Rohstoffmärkte

Energie­preise gehen durch die Decke

Die europäischen Energiemärkte laufen aus dem Ruder. Der Strompreis ist auf Rekordniveau gestiegen, der Gaspreis befindet sich auf dem Weg dorthin. Derweil wird auch noch die Kohle knapp und Öl teurer.

Energie­preise gehen durch die Decke

ku Frankfurt

Teilweise starke Preisanstiege und Rekordniveaus, zumindest aber die Aussicht auf weitere Preisavancen hat es am Dienstag bei praktisch allen für Europa relevanten Energieträgern gegeben. Dadurch hat sich die europäische Energiekrise noch einmal deutlich verschärft, ohne dass eine Lösung in Sicht wäre.

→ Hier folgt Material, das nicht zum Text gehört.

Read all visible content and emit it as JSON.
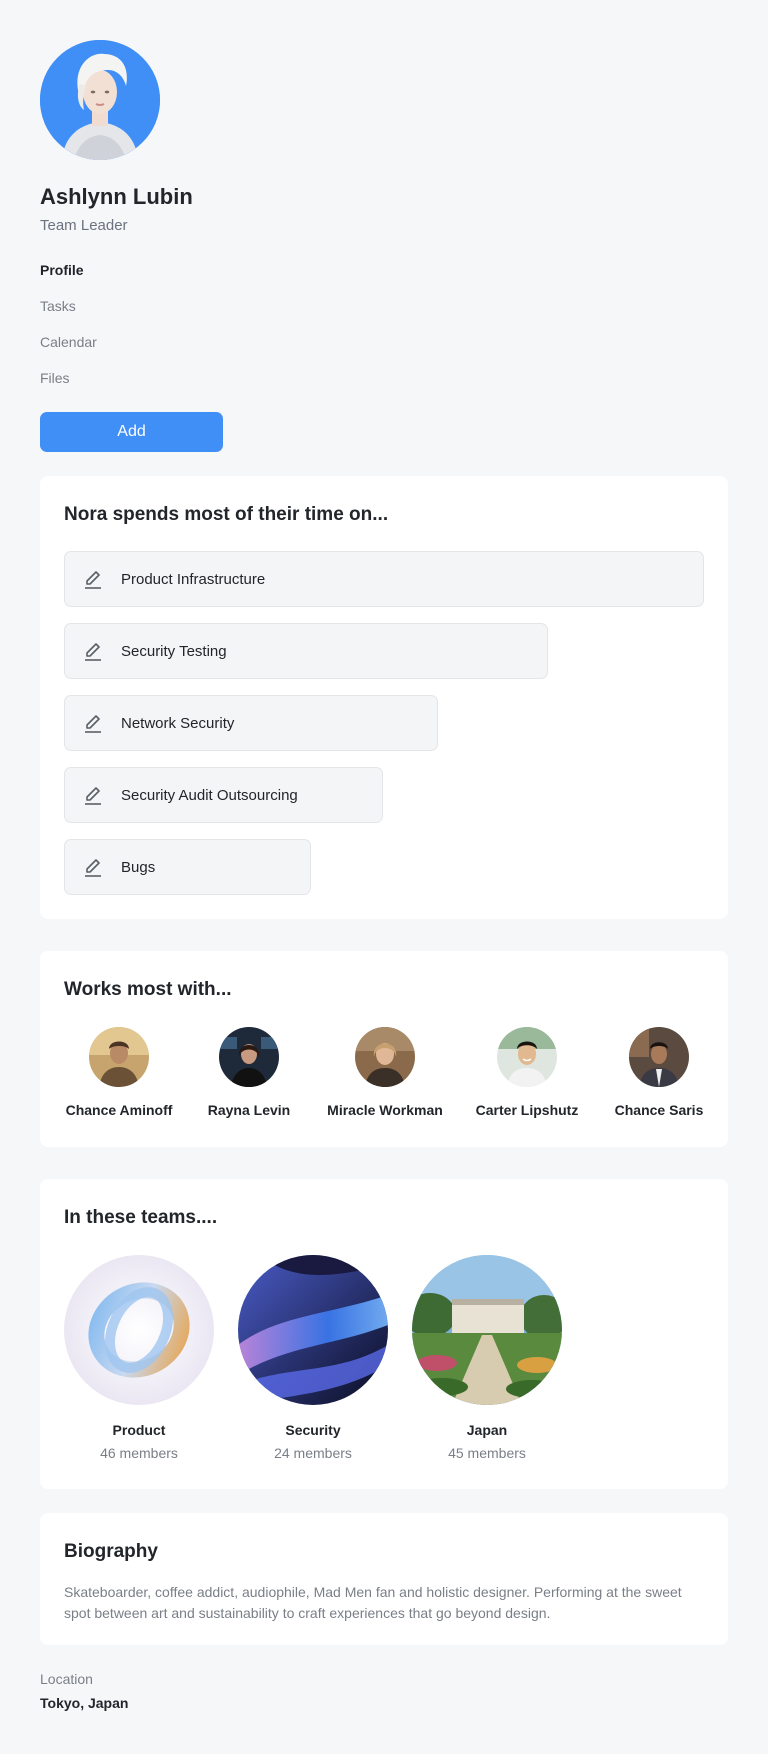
{
  "profile": {
    "name": "Ashlynn Lubin",
    "role": "Team Leader",
    "avatar_bg": "#3f8ff7"
  },
  "nav": {
    "items": [
      {
        "label": "Profile",
        "active": true
      },
      {
        "label": "Tasks",
        "active": false
      },
      {
        "label": "Calendar",
        "active": false
      },
      {
        "label": "Files",
        "active": false
      }
    ]
  },
  "add_button": {
    "label": "Add",
    "color": "#3f8ff7"
  },
  "time_section": {
    "title": "Nora spends most of their time on...",
    "icon": "pencil-icon",
    "topics": [
      {
        "label": "Product Infrastructure"
      },
      {
        "label": "Security Testing"
      },
      {
        "label": "Network Security"
      },
      {
        "label": "Security Audit Outsourcing"
      },
      {
        "label": "Bugs"
      }
    ]
  },
  "works_section": {
    "title": "Works most with...",
    "people": [
      {
        "name": "Chance Aminoff"
      },
      {
        "name": "Rayna Levin"
      },
      {
        "name": "Miracle Workman"
      },
      {
        "name": "Carter Lipshutz"
      },
      {
        "name": "Chance Saris"
      }
    ]
  },
  "teams_section": {
    "title": "In these teams....",
    "teams": [
      {
        "name": "Product",
        "members": "46 members"
      },
      {
        "name": "Security",
        "members": "24 members"
      },
      {
        "name": "Japan",
        "members": "45 members"
      }
    ]
  },
  "biography": {
    "title": "Biography",
    "text": "Skateboarder, coffee addict, audiophile, Mad Men fan and holistic designer. Performing at the sweet spot between art and sustainability to craft experiences that go beyond design."
  },
  "location": {
    "label": "Location",
    "value": "Tokyo, Japan"
  }
}
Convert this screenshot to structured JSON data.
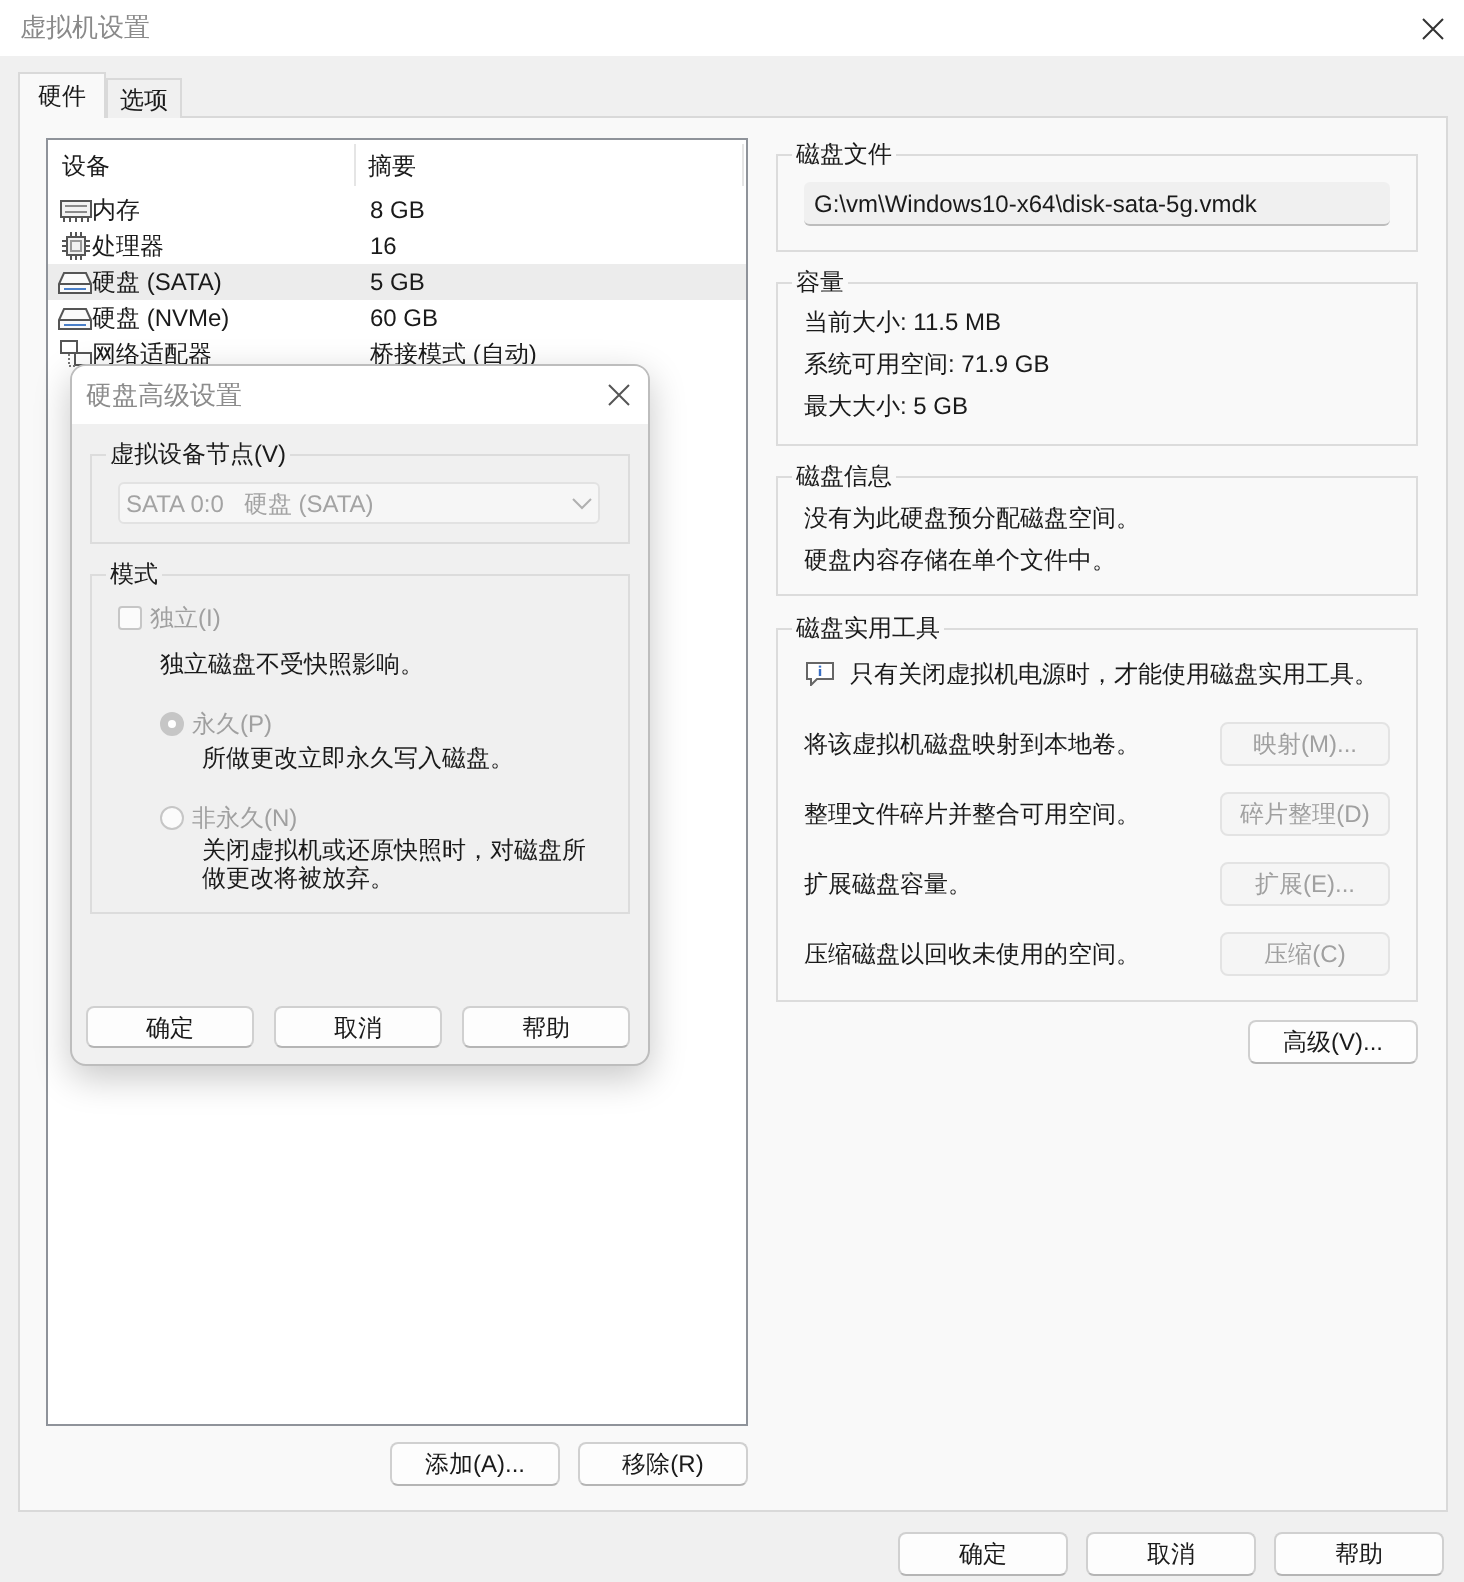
{
  "window": {
    "title": "虚拟机设置"
  },
  "tabs": [
    {
      "label": "硬件",
      "selected": true
    },
    {
      "label": "选项",
      "selected": false
    }
  ],
  "device_list": {
    "columns": [
      "设备",
      "摘要"
    ],
    "rows": [
      {
        "kind": "memory",
        "device": "内存",
        "summary": "8 GB",
        "selected": false
      },
      {
        "kind": "processor",
        "device": "处理器",
        "summary": "16",
        "selected": false
      },
      {
        "kind": "disk",
        "device": "硬盘 (SATA)",
        "summary": "5 GB",
        "selected": true
      },
      {
        "kind": "disk",
        "device": "硬盘 (NVMe)",
        "summary": "60 GB",
        "selected": false
      },
      {
        "kind": "network",
        "device": "网络适配器",
        "summary": "桥接模式 (自动)",
        "selected": false
      }
    ]
  },
  "list_buttons": [
    "添加(A)...",
    "移除(R)"
  ],
  "disk_file": {
    "title": "磁盘文件",
    "path": "G:\\vm\\Windows10-x64\\disk-sata-5g.vmdk"
  },
  "capacity": {
    "title": "容量",
    "lines": [
      "当前大小: 11.5 MB",
      "系统可用空间: 71.9 GB",
      "最大大小: 5 GB"
    ]
  },
  "disk_info": {
    "title": "磁盘信息",
    "lines": [
      "没有为此硬盘预分配磁盘空间。",
      "硬盘内容存储在单个文件中。"
    ]
  },
  "disk_utilities": {
    "title": "磁盘实用工具",
    "notice": "只有关闭虚拟机电源时，才能使用磁盘实用工具。",
    "rows": [
      {
        "text": "将该虚拟机磁盘映射到本地卷。",
        "button": "映射(M)...",
        "disabled": true
      },
      {
        "text": "整理文件碎片并整合可用空间。",
        "button": "碎片整理(D)",
        "disabled": true
      },
      {
        "text": "扩展磁盘容量。",
        "button": "扩展(E)...",
        "disabled": true
      },
      {
        "text": "压缩磁盘以回收未使用的空间。",
        "button": "压缩(C)",
        "disabled": true
      }
    ]
  },
  "advanced_button": {
    "label": "高级(V)...",
    "disabled": false
  },
  "dialog": {
    "title": "硬盘高级设置",
    "node_group": {
      "title": "虚拟设备节点(V)",
      "value": "SATA 0:0   硬盘 (SATA)",
      "disabled": true
    },
    "mode_group": {
      "title": "模式",
      "independent": {
        "label": "独立(I)",
        "checked": false,
        "disabled": true
      },
      "independent_note": "独立磁盘不受快照影响。",
      "options": [
        {
          "label": "永久(P)",
          "selected": true,
          "disabled": true,
          "note": "所做更改立即永久写入磁盘。"
        },
        {
          "label": "非永久(N)",
          "selected": false,
          "disabled": true,
          "note": "关闭虚拟机或还原快照时，对磁盘所做更改将被放弃。"
        }
      ]
    },
    "buttons": [
      "确定",
      "取消",
      "帮助"
    ]
  },
  "footer_buttons": [
    "确定",
    "取消",
    "帮助"
  ]
}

Erneut Rekordniveaus gab es am europäischen Markt für Strom. Der Kontakt für deutschen Grundversorgungsstrom zu Lieferung im kommenden Jahr erreichte mit 751 Euro je Megawattstunde ein noch nie gesehenes Niveau. Dasselbe gilt für den entsprechenden französischen Kontrakt, der sogar auf 900 Euro sprang. Noch vor zwei Jahren waren Niveaus von rund 50 Euro üblich. Ein Allzeithoch markierte auch der Übernachtkontrakt in Deutschland, der in der Spitze zu 692 Euro gehandelt wurde.Am Markt hieß es, es werde damit gerechnet, dass der Beitrag, den die erneuerbaren Energien zur deutschen Stromversorgung am Donnerstag liefern, rückläufig sei. Zudem ist es in Frankreich erneut zu Ausfällen nuklearer Kraftwerkskapazitäten gekommen. Die Verfügbarkeit gab um einen Prozentpunkt auf nur noch 41 % aller Kapazitäten nach. Erneut musste Block 4 des Kernkraftwerks Paluel mit einer Kapazität von 1,3 Gigawatt wegen nicht geplanter Wartungsarbeiten abgeschaltet werden.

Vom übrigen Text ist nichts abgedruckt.